Her acknowledgment was lost in the thrum of the rain, but he saw her moving her team. He hurried up and caught the robed figure of Lady Wíela—elf, orc, whatever—just as she crossed the crumbled boundary of the broken keep. He put a hand on her shoulder, but she shrugged it off with a strength that didn’t seem possible to Cale.
“Are you trying to rend my soul from my body?” she hissed. “Can’t you tell this place is cursed just by its very nature?”
She didn’t look back at him, just spat as she stalked through the rain. The hood of her robe was in tatters from the various ordeals of the past few days, and did nothing to ward off the wet. He was pleased to see she was getting just as drenched as he was.
“It seemed like a cozy place to hole up for the night.”
“Your ignorance is deadly. It was a mistake to seek you people out. I should have just delivered myself to the Corrupted One’s forces and been done with it.”
“Now hold up,” Cale shouted at her. “We’re not just blundering about in the dark because we like it. If you would share some of your knowledge with us, we might have a fighting chance here.”
“You have no chance. You are too far out of your depth.”
“You came to us.”
“You don’t even know what I am facing. How will you even know to help? You’re a peon, muscle, no more.”
“Then tell us how to help.” Cale wanted to shout at her, to dig deep into that drill-instructor voice he was all too good at dragging from his chest. But this wasn’t some private first class that needed the stupid scoured out of them with some good yelling and the judicious assignment of shitty working parties. So, he kept his voice calm, cool, and professional. Cale the fucking diplomat.
“There is no point. You are too in love with your ignorance. You’ll all die out here from general stupidity.”
This was going nowhere. Cale stopped walking for a beat or two and let her carry on. Doc stopped with him.
“What do you want to do?” Dooley asked as they started walking again, a few paces behind her. Diaz had assembled some rough formation in front of Wíela, but for the moment, all he was doing was keeping pace.
“Keep walking,” Cale said, and turned to step backward a few paces. Two, four, six, eight. All accounted for, though Orley was dragging ass enough to be mistaken for a shambling wight in MARPAT camouflage. “She’s at least headed in the right fucking direction, as of now. We’ll see if we can nudge her onto the correct path, assuming we can find it ourselves.

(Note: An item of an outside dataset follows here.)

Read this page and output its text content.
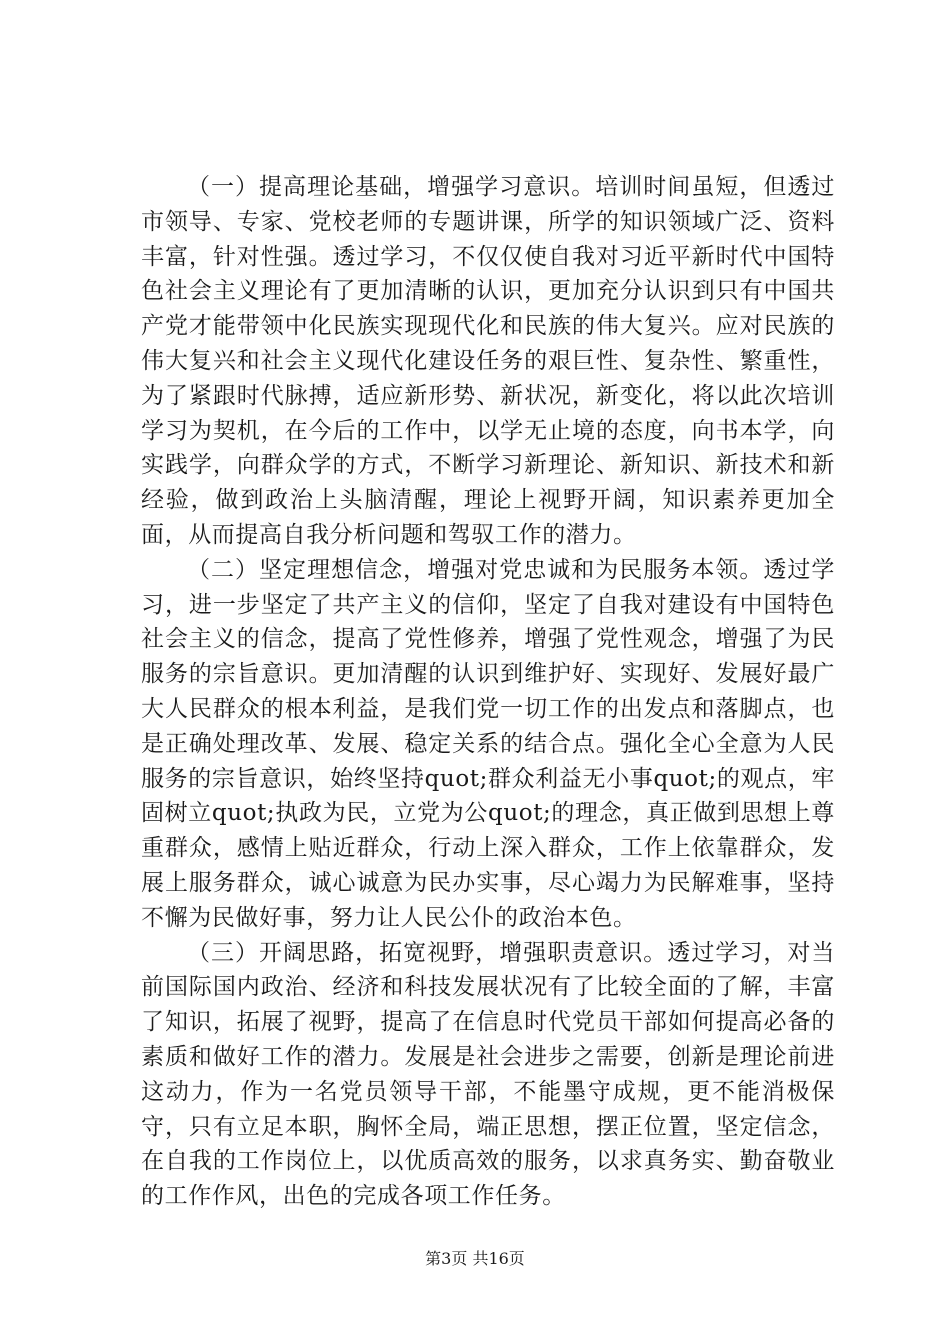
（一）提高理论基础，增强学习意识。培训时间虽短，但透过市领导、专家、党校老师的专题讲课，所学的知识领域广泛、资料丰富，针对性强。透过学习，不仅仅使自我对习近平新时代中国特色社会主义理论有了更加清晰的认识，更加充分认识到只有中国共产党才能带领中化民族实现现代化和民族的伟大复兴。应对民族的伟大复兴和社会主义现代化建设任务的艰巨性、复杂性、繁重性，为了紧跟时代脉搏，适应新形势、新状况，新变化，将以此次培训学习为契机，在今后的工作中，以学无止境的态度，向书本学，向实践学，向群众学的方式，不断学习新理论、新知识、新技术和新经验，做到政治上头脑清醒，理论上视野开阔，知识素养更加全面，从而提高自我分析问题和驾驭工作的潜力。

（二）坚定理想信念，增强对党忠诚和为民服务本领。透过学习，进一步坚定了共产主义的信仰，坚定了自我对建设有中国特色社会主义的信念，提高了党性修养，增强了党性观念，增强了为民服务的宗旨意识。更加清醒的认识到维护好、实现好、发展好最广大人民群众的根本利益，是我们党一切工作的出发点和落脚点，也是正确处理改革、发展、稳定关系的结合点。强化全心全意为人民服务的宗旨意识，始终坚持quot;群众利益无小事quot;的观点，牢固树立quot;执政为民，立党为公quot;的理念，真正做到思想上尊重群众，感情上贴近群众，行动上深入群众，工作上依靠群众，发展上服务群众，诚心诚意为民办实事，尽心竭力为民解难事，坚持不懈为民做好事，努力让人民公仆的政治本色。

（三）开阔思路，拓宽视野，增强职责意识。透过学习，对当前国际国内政治、经济和科技发展状况有了比较全面的了解，丰富了知识，拓展了视野，提高了在信息时代党员干部如何提高必备的素质和做好工作的潜力。发展是社会进步之需要，创新是理论前进这动力，作为一名党员领导干部，不能墨守成规，更不能消极保守，只有立足本职，胸怀全局，端正思想，摆正位置，坚定信念，在自我的工作岗位上，以优质高效的服务，以求真务实、勤奋敬业的工作作风，出色的完成各项工作任务。

第3页 共16页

Maybe she’ll even help us when she cools down.”
“And if she doesn’t cool down?”
“We’ll blow up that culvert when we come to it,” Cale muttered.

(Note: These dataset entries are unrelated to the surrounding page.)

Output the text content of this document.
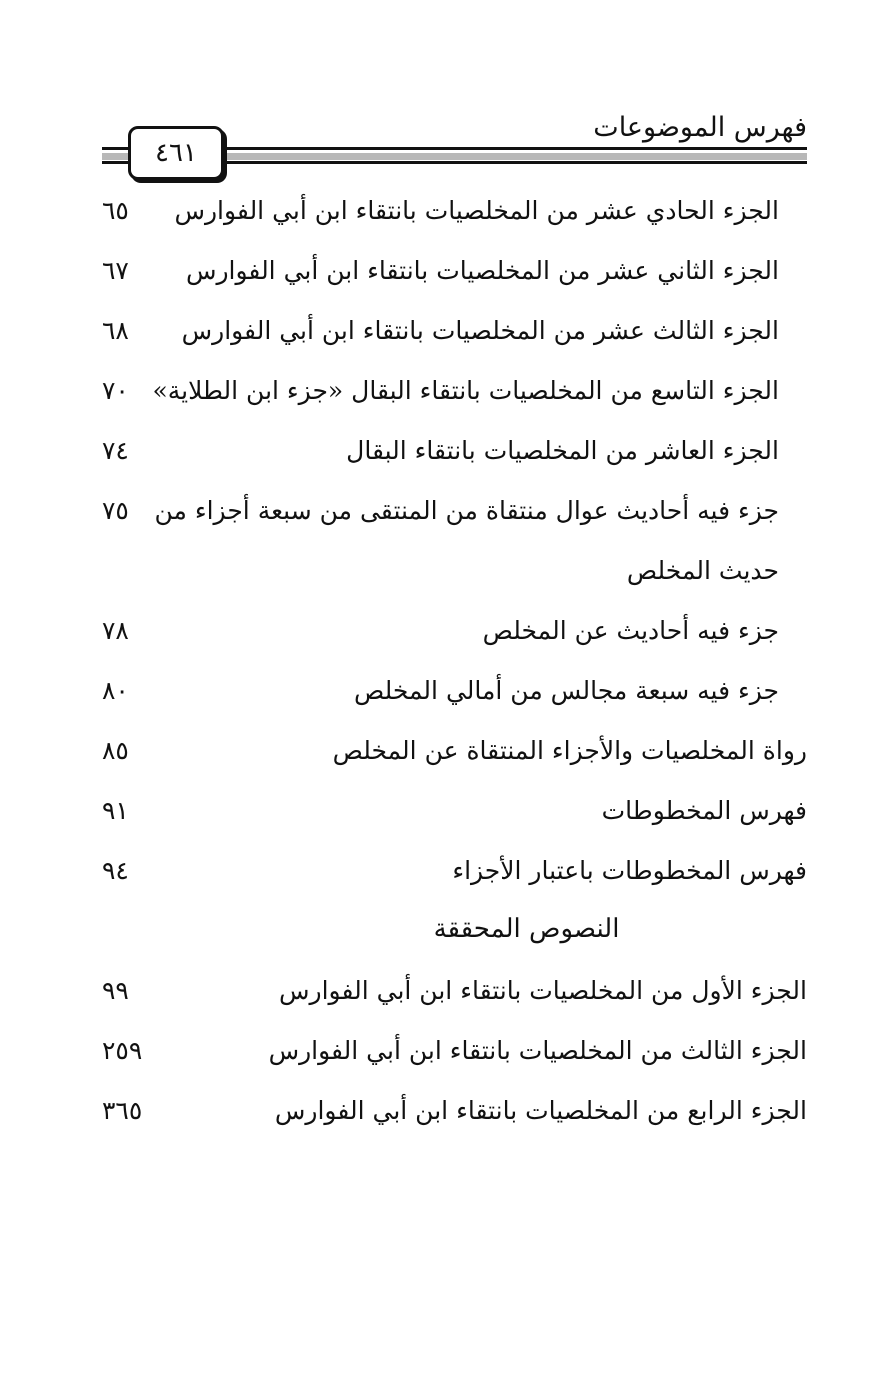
فهرس الموضوعات
٤٦١
الجزء الحادي عشر من المخلصيات بانتقاء ابن أبي الفوارس
٦٥
الجزء الثاني عشر من المخلصيات بانتقاء ابن أبي الفوارس
٦٧
الجزء الثالث عشر من المخلصيات بانتقاء ابن أبي الفوارس
٦٨
الجزء التاسع من المخلصيات بانتقاء البقال «جزء ابن الطلاية»
٧٠
الجزء العاشر من المخلصيات بانتقاء البقال
٧٤
جزء فيه أحاديث عوال منتقاة من المنتقى من سبعة أجزاء من
٧٥
حديث المخلص
جزء فيه أحاديث عن المخلص
٧٨
جزء فيه سبعة مجالس من أمالي المخلص
٨٠
رواة المخلصيات والأجزاء المنتقاة عن المخلص
٨٥
فهرس المخطوطات
٩١
فهرس المخطوطات باعتبار الأجزاء
٩٤
النصوص المحققة
الجزء الأول من المخلصيات بانتقاء ابن أبي الفوارس
٩٩
الجزء الثالث من المخلصيات بانتقاء ابن أبي الفوارس
٢٥٩
الجزء الرابع من المخلصيات بانتقاء ابن أبي الفوارس
٣٦٥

But he couldn’t deny that she had spooked him a bit. She was local. She knew the ground. She had to know why enough trolls had shown up to send a whole FOB scurrying back through a portal.
It dawned on Cale that the entire attack on their base had been for her, and that they were now de facto bodyguards for a player important enough to prompt that level of response.
If so, he didn’t want to imagine what else might track his squad down.
Cale suspected it might end up being a hell of a lot scarier than just some shambling skeletons surrounded by green light.